確かに10000メートル先の地上から太陽光を伝える世界樹の力は素晴らしいが、自分は彼らほど感動したりできない。
それはローの心が、2人とは違い曇っているからなのだろうか。
自分にはあの純粋さがもう無いけど、だからこそ真っすぐな瞳を持つ彼らに惹かれるのかもしれない。

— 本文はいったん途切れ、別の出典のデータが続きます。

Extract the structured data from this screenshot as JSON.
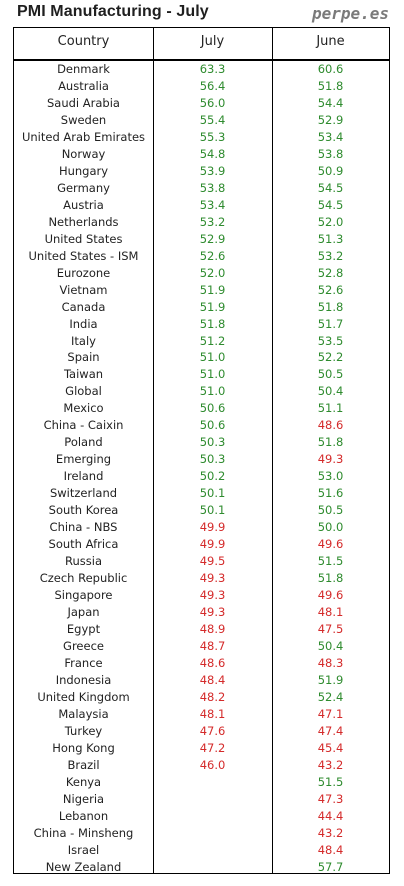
{
  "title": "PMI Manufacturing - July",
  "brand": "perpe.es",
  "colors": {
    "above_50": "#2e8b2e",
    "below_50": "#d42a2a"
  },
  "headers": {
    "country": "Country",
    "july": "July",
    "june": "June"
  },
  "rows": [
    {
      "country": "Denmark",
      "july": "63.3",
      "june": "60.6"
    },
    {
      "country": "Australia",
      "july": "56.4",
      "june": "51.8"
    },
    {
      "country": "Saudi Arabia",
      "july": "56.0",
      "june": "54.4"
    },
    {
      "country": "Sweden",
      "july": "55.4",
      "june": "52.9"
    },
    {
      "country": "United Arab Emirates",
      "july": "55.3",
      "june": "53.4"
    },
    {
      "country": "Norway",
      "july": "54.8",
      "june": "53.8"
    },
    {
      "country": "Hungary",
      "july": "53.9",
      "june": "50.9"
    },
    {
      "country": "Germany",
      "july": "53.8",
      "june": "54.5"
    },
    {
      "country": "Austria",
      "july": "53.4",
      "june": "54.5"
    },
    {
      "country": "Netherlands",
      "july": "53.2",
      "june": "52.0"
    },
    {
      "country": "United States",
      "july": "52.9",
      "june": "51.3"
    },
    {
      "country": "United States - ISM",
      "july": "52.6",
      "june": "53.2"
    },
    {
      "country": "Eurozone",
      "july": "52.0",
      "june": "52.8"
    },
    {
      "country": "Vietnam",
      "july": "51.9",
      "june": "52.6"
    },
    {
      "country": "Canada",
      "july": "51.9",
      "june": "51.8"
    },
    {
      "country": "India",
      "july": "51.8",
      "june": "51.7"
    },
    {
      "country": "Italy",
      "july": "51.2",
      "june": "53.5"
    },
    {
      "country": "Spain",
      "july": "51.0",
      "june": "52.2"
    },
    {
      "country": "Taiwan",
      "july": "51.0",
      "june": "50.5"
    },
    {
      "country": "Global",
      "july": "51.0",
      "june": "50.4"
    },
    {
      "country": "Mexico",
      "july": "50.6",
      "june": "51.1"
    },
    {
      "country": "China - Caixin",
      "july": "50.6",
      "june": "48.6"
    },
    {
      "country": "Poland",
      "july": "50.3",
      "june": "51.8"
    },
    {
      "country": "Emerging",
      "july": "50.3",
      "june": "49.3"
    },
    {
      "country": "Ireland",
      "july": "50.2",
      "june": "53.0"
    },
    {
      "country": "Switzerland",
      "july": "50.1",
      "june": "51.6"
    },
    {
      "country": "South Korea",
      "july": "50.1",
      "june": "50.5"
    },
    {
      "country": "China - NBS",
      "july": "49.9",
      "june": "50.0"
    },
    {
      "country": "South Africa",
      "july": "49.9",
      "june": "49.6"
    },
    {
      "country": "Russia",
      "july": "49.5",
      "june": "51.5"
    },
    {
      "country": "Czech Republic",
      "july": "49.3",
      "june": "51.8"
    },
    {
      "country": "Singapore",
      "july": "49.3",
      "june": "49.6"
    },
    {
      "country": "Japan",
      "july": "49.3",
      "june": "48.1"
    },
    {
      "country": "Egypt",
      "july": "48.9",
      "june": "47.5"
    },
    {
      "country": "Greece",
      "july": "48.7",
      "june": "50.4"
    },
    {
      "country": "France",
      "july": "48.6",
      "june": "48.3"
    },
    {
      "country": "Indonesia",
      "july": "48.4",
      "june": "51.9"
    },
    {
      "country": "United Kingdom",
      "july": "48.2",
      "june": "52.4"
    },
    {
      "country": "Malaysia",
      "july": "48.1",
      "june": "47.1"
    },
    {
      "country": "Turkey",
      "july": "47.6",
      "june": "47.4"
    },
    {
      "country": "Hong Kong",
      "july": "47.2",
      "june": "45.4"
    },
    {
      "country": "Brazil",
      "july": "46.0",
      "june": "43.2"
    },
    {
      "country": "Kenya",
      "july": "",
      "june": "51.5"
    },
    {
      "country": "Nigeria",
      "july": "",
      "june": "47.3"
    },
    {
      "country": "Lebanon",
      "july": "",
      "june": "44.4"
    },
    {
      "country": "China - Minsheng",
      "july": "",
      "june": "43.2"
    },
    {
      "country": "Israel",
      "july": "",
      "june": "48.4"
    },
    {
      "country": "New Zealand",
      "july": "",
      "june": "57.7"
    }
  ]
}
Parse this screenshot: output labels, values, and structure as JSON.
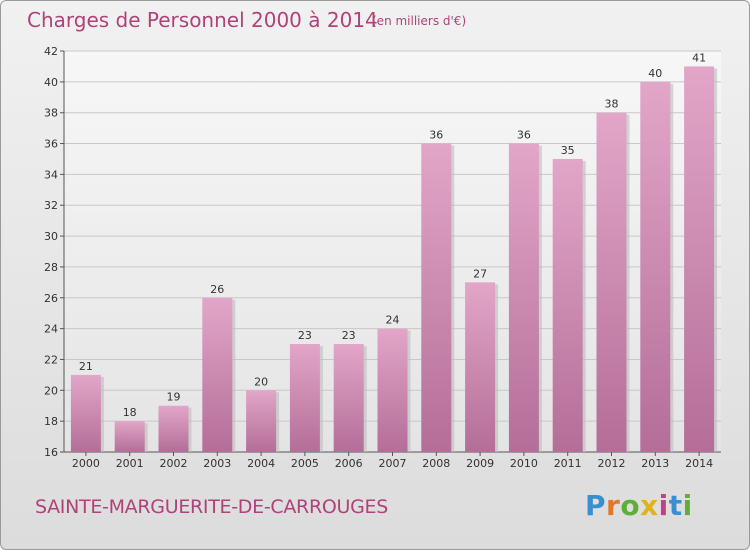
{
  "header": {
    "title": "Charges de Personnel 2000 à 2014",
    "subtitle": "(en milliers d'€)"
  },
  "footer": {
    "commune": "SAINTE-MARGUERITE-DE-CARROUGES",
    "brand_letters": [
      "P",
      "r",
      "o",
      "x",
      "i",
      "t",
      "i"
    ]
  },
  "colors": {
    "title": "#b0427a",
    "bar": "#d487b4",
    "brand": [
      "#3a8fd0",
      "#e2772a",
      "#5fae3a",
      "#e0b31c",
      "#c0418a",
      "#3a8fd0",
      "#5fae3a"
    ]
  },
  "chart_data": {
    "type": "bar",
    "categories": [
      "2000",
      "2001",
      "2002",
      "2003",
      "2004",
      "2005",
      "2006",
      "2007",
      "2008",
      "2009",
      "2010",
      "2011",
      "2012",
      "2013",
      "2014"
    ],
    "values": [
      21,
      18,
      19,
      26,
      20,
      23,
      23,
      24,
      36,
      27,
      36,
      35,
      38,
      40,
      41
    ],
    "title": "Charges de Personnel 2000 à 2014",
    "ylim": [
      16,
      42
    ],
    "yticks": [
      16,
      18,
      20,
      22,
      24,
      26,
      28,
      30,
      32,
      34,
      36,
      38,
      40,
      42
    ],
    "grid": true
  }
}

そんなことを考えながらモモとコハクを眺めていると、自分を見つめるしらほしの視線に気がついた。
「…なんだ。」
「いえ…。ロー様はルフィ様のお友達でございましょう? ルフィ様はお元気でいらっしゃいますか?」
どうやらしらほしは、ルフィの様子を知りたがっているようだった。
「一応言っておくが、俺とアイツはダチじゃねェ。ただ、同じ目的のために手を組んでいるだけだ。」
自分たちの関係はただの同盟だ。
しらほしの言うような馴れ合いの関係ではない。
しかし、しらほしにはそれがよくわからないようで、首を傾げる。
「それは、お友達とどう違うのですか?」
「……。」
どこもかしこも違うのだが、この世間に疎そうな人魚姫にそれを説明するのは面倒だ。
「ハァ、もういい。…アイツなら、元気だ。少し元気がねェ方がちょうどいいくらいにな。」
結局、しらほしの誤解をとくことを諦め、聞かれた質問にだけ答えた。
「まぁ…! ルフィ様はお元気なのですね!」
ルフィの話を聞けて、しらほしはまるで自分のことのように喜んだ。
「わたくしも、ルフィ様に早くお会いしたいです…!」
「オイ、別に俺はアイツに会いたいわけじゃねェ。」
しらほしの言い方は、まるでローもルフィに会いたがってるみたいだ。
「いえ…。モモ様のことです。先ほど、ルフィ様に早く会いたいと仰っていましたので。」
「モモが…?」
初耳だった。
彼女の家に新聞が置いてあったことから、自分とルフィが同盟を組んでいたことを知っているとは思っていたが、モモ自身がルフィに会いたいと思っているなど知らなかった。
いったい、なんのために…?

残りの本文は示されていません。